In the past, businesses have begun to engage in activities that were traditionally considered government’s turf. Multinationals adapted in operating in markets with minimal or low performing welfare and have learned how compensate for it. Today, businesses know that there can be no business without ethical and social commitment.
In 1953 the American economist Howard R. Bowen published an article called "Social Responsibility of Businessman." It pushed to rethink the role of business and what responsibilities it should bear. Bowen’s world was then very different from today. That concept of social responsibility has evolved, yet today is no longer sufficient as modern times require something extra-ordinary.
The criterion of CSR as defined by the European Union in 2011 "the responsibility of companies for the impacts they have on society" is out of touch, inadequate.
Why is it inadequate?
The working hypothesis of CSR was a working and functional institution whose elected officials were capable and exercised leadership. Complexity was managed with competence through compromises, problem solving and, at times, anticipating probable crises. This ensured social peace and economic growth.
This model was ousted by the swift unfolding of the 90’s globalization and of its paradigm. Because it leveraged the rule of law and no war was waged, government’s role and the primacy of politics have begun to fade. In 2005, Thomas L. Friedman wrote a bestseller called The World Is Flat, a metaphor for viewing the world as a level playing field for commerce. According to the author, historical and geographic divisions were becoming increasingly irrelevant. This was the euphoria then.
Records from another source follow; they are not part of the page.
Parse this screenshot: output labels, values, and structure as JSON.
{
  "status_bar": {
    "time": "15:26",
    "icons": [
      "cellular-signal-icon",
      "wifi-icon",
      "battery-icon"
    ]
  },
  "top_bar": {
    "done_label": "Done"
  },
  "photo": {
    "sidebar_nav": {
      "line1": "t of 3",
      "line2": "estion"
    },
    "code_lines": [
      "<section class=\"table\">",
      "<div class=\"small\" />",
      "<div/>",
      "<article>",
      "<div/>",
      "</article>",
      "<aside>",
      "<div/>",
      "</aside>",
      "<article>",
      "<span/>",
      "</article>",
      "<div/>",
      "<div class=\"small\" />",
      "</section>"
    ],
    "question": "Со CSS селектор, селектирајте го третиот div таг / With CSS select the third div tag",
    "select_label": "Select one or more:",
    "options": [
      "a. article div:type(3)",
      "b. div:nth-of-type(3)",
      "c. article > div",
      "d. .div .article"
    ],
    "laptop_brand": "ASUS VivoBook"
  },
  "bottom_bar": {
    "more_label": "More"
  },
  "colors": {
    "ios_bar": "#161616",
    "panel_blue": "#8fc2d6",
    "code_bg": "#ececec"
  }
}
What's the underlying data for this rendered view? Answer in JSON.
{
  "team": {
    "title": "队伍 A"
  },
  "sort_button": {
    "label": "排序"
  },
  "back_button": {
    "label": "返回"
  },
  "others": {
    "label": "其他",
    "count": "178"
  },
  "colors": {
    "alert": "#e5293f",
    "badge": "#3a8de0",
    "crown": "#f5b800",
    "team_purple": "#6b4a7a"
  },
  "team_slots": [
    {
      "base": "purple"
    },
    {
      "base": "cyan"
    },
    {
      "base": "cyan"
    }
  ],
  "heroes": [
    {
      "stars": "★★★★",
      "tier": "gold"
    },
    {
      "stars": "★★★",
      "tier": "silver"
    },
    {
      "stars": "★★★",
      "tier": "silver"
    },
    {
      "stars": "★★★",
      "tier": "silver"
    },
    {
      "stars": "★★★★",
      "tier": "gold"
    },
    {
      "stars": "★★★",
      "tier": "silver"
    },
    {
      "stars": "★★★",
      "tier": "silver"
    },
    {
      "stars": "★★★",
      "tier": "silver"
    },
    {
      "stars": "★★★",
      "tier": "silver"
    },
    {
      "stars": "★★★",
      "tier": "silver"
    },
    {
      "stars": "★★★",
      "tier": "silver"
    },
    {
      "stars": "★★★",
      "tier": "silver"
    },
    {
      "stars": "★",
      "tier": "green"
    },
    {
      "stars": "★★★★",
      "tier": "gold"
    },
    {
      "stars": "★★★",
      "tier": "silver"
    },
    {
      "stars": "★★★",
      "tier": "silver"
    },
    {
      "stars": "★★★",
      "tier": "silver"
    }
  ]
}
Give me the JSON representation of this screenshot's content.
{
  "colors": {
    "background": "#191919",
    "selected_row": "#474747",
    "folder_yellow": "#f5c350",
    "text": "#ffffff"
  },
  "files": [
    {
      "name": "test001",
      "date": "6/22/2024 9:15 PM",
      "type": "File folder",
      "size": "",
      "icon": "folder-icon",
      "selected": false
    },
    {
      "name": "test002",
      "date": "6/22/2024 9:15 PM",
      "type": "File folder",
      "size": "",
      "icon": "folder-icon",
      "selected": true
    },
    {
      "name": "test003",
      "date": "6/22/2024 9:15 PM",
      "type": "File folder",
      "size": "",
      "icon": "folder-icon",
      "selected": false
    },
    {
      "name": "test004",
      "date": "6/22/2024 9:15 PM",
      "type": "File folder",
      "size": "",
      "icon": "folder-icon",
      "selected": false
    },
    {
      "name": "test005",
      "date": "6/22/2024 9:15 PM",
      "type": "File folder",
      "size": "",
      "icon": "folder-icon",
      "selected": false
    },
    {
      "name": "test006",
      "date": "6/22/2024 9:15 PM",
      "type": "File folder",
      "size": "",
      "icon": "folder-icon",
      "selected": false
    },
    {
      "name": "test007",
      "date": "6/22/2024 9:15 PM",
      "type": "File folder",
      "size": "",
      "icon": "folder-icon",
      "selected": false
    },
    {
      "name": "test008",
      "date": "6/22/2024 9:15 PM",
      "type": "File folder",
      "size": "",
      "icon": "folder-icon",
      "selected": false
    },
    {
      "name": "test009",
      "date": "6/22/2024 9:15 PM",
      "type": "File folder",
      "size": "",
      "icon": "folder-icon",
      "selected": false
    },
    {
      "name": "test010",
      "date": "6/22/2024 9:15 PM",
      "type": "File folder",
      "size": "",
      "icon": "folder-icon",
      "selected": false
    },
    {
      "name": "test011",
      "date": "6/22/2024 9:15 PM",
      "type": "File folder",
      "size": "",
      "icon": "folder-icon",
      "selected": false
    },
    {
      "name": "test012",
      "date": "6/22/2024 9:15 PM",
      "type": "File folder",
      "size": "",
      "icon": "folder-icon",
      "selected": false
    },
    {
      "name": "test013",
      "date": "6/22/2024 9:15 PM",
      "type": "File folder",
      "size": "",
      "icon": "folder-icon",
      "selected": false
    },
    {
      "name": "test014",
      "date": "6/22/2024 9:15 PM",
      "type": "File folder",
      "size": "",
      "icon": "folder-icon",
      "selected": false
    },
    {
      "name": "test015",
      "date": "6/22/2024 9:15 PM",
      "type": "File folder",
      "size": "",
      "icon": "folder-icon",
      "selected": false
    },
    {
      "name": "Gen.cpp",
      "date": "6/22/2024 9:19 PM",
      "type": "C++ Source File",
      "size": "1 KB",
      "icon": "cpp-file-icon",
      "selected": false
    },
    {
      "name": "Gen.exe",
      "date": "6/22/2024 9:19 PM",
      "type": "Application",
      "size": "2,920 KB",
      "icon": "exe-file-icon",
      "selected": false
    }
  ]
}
During this period, the pool of talents has been largely, if not exclusively, attracted by the private sector. Its value proposition – compensation, quality and scope of the work, fast career tracks—was and is irresistible. Corporations have become truly global with unprecedented financial strength and know-how. Western governments and the political apparatus, to the contrary, lost three decades worth of know-how and, still today, are short of talents.
Companies have since been called upon to contribute to social and environmental initiatives. In a way, the once clearly defined boundaries between business and politics have become blurred. This has generated confusion and, especially in the US, messianic expectations by stakeholder’s vs corporations.
CSR beyond CSR and the birth of ESG
CSR has led to ESG (Environmental, Social, and Governance criteria)). ESG offers a set of standards by which investors concerned about environmental and other issues can screen potential investments. Increasingly, it is also being seen as a public measurement. Addressing the challenge of global warming has become preeminent.
ESG has been recently stretched, however, to solve the structural problems of the modern democratic society, one characterized by the imbalance among the four constituencies described earlier and to compensate where governments have abdicated. It was not its purpose.
It is hence necessary to start thinking about an operating model that allows corporations’ wealth and gravitas – primarily know-how and thorough understanding of complex problems— to transfer this knowledge and to inform policy.
In this scenario, companies must quickly find new ways to legitimize their license to operate if they are to continue to thrive.